How Does the Chain Rule Explain Acceleration in Terms of Distance?

[christian0710]

Hi I'm learning about The chainrule, and I understand how to apply the chain rule on various problems, but there is a problems I don't understand how works: 1) The book I'm reading writes acceleration as

a=v*(dv)/dt

And IT argues that v=ds/dt and a=dv/dt (which i understand)

So therefore by applying the chain rule we get

a=dv/ds*ds/dt =v*dv/ds.

The part i don't understand is: How did we get dv/ds by applying the chain rule? What does the derivative of Velocity with respect to distance even men? Usually it's ds/dv and not dv/ds.

 

[Orodruin]

The part i don't understand is: How did we get dv/ds by applying the chain rule?

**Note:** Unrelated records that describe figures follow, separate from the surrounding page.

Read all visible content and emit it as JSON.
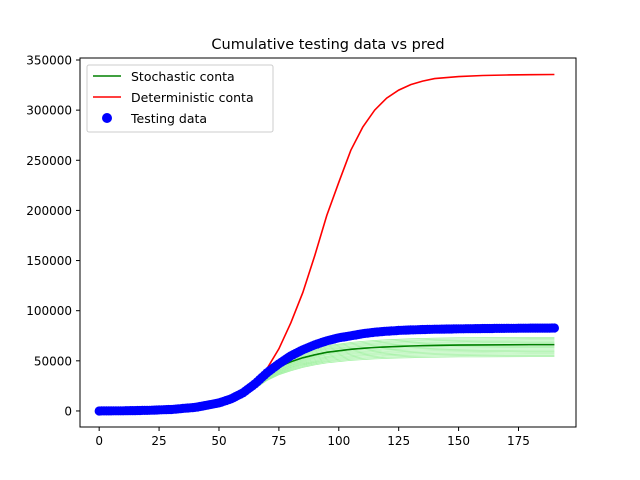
{
  "chart_data": {
    "type": "line",
    "title": "Cumulative testing data vs pred",
    "xlabel": "",
    "ylabel": "",
    "xlim": [
      -8,
      199
    ],
    "ylim": [
      -16000,
      352000
    ],
    "xticks": [
      0,
      25,
      50,
      75,
      100,
      125,
      150,
      175
    ],
    "yticks": [
      0,
      50000,
      100000,
      150000,
      200000,
      250000,
      300000,
      350000
    ],
    "grid": false,
    "legend_position": "top-left",
    "colors": {
      "stochastic": "#008000",
      "stochastic_samples": "#90ee90",
      "deterministic": "#ff0000",
      "testing": "#0000ff"
    },
    "x": [
      0,
      10,
      20,
      30,
      40,
      50,
      55,
      60,
      65,
      70,
      75,
      80,
      85,
      90,
      95,
      100,
      105,
      110,
      115,
      120,
      125,
      130,
      135,
      140,
      150,
      160,
      170,
      180,
      190
    ],
    "series": [
      {
        "name": "Stochastic conta",
        "kind": "line",
        "values": [
          0,
          200,
          600,
          1500,
          3500,
          8000,
          12000,
          18000,
          27000,
          37000,
          44000,
          49000,
          53000,
          56000,
          58500,
          60000,
          61500,
          62500,
          63300,
          63900,
          64400,
          64800,
          65100,
          65400,
          65700,
          65900,
          66000,
          66100,
          66100
        ]
      },
      {
        "name": "Deterministic conta",
        "kind": "line",
        "values": [
          0,
          200,
          600,
          1500,
          3500,
          8000,
          12500,
          19000,
          28000,
          42000,
          62000,
          88000,
          118000,
          155000,
          195000,
          228000,
          260000,
          283000,
          300000,
          312000,
          320000,
          325500,
          329000,
          331500,
          333500,
          334500,
          335000,
          335300,
          335500
        ]
      },
      {
        "name": "Testing data",
        "kind": "scatter",
        "values": [
          0,
          200,
          600,
          1500,
          3500,
          8000,
          12000,
          18000,
          27000,
          38000,
          47000,
          55000,
          61000,
          66000,
          70000,
          73000,
          75000,
          77000,
          78500,
          79500,
          80300,
          80800,
          81200,
          81500,
          81900,
          82200,
          82400,
          82600,
          82700
        ]
      }
    ]
  }
}
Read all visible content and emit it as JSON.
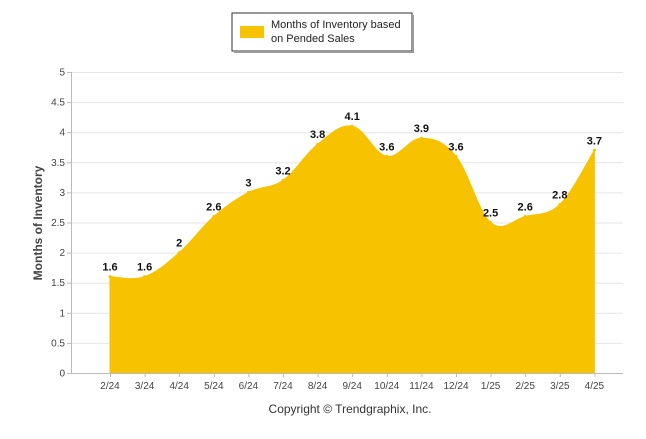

Yes, s is a function of t and (as long as it is invertible) you can therefore write v as a function of s.

What does the derivative of Velocity with respect to distance even men?

What do derivatives usually mean?

 

[christian0710]

Yes, s is a function of t and (as long as it is invertible) you can therefore write v as a function of s.What do derivatives usually mean?

Thank you for the reply
invertible derivatives is new for me, So i assume it means the change in velocity with respect to distance but don't really see a) how it works out in practice and b) why you can just do that (there was no proof in the book):
if velocity is v=2t then s=1t^2 +Vo so a=v*dv/ds =2t(dv/ds) but how do you find dv/ds?

 

[Orodruin]

but how do you find dv/ds?

This would depend on the information you have at hand. If you have v as a function of s, you would simply perform the derivative.

 

[tommyxu3]

Sometimes the relation between $v$ and $s$ is more useful than that between $v$ and $t,$ while the latter is more often used for it illustrates $a.$

 

[GiuseppeR7]

some times you may want to realize that V is a function of S that is of course a function of t

V=V(S(T))
so taking the derivative (with respect to t) you are going to obtain:
a=(dV/dS)V

there is nothing deeper than this! The general chain rule is: having

g=g(h(x))

g'=g'(h(x))h'(x)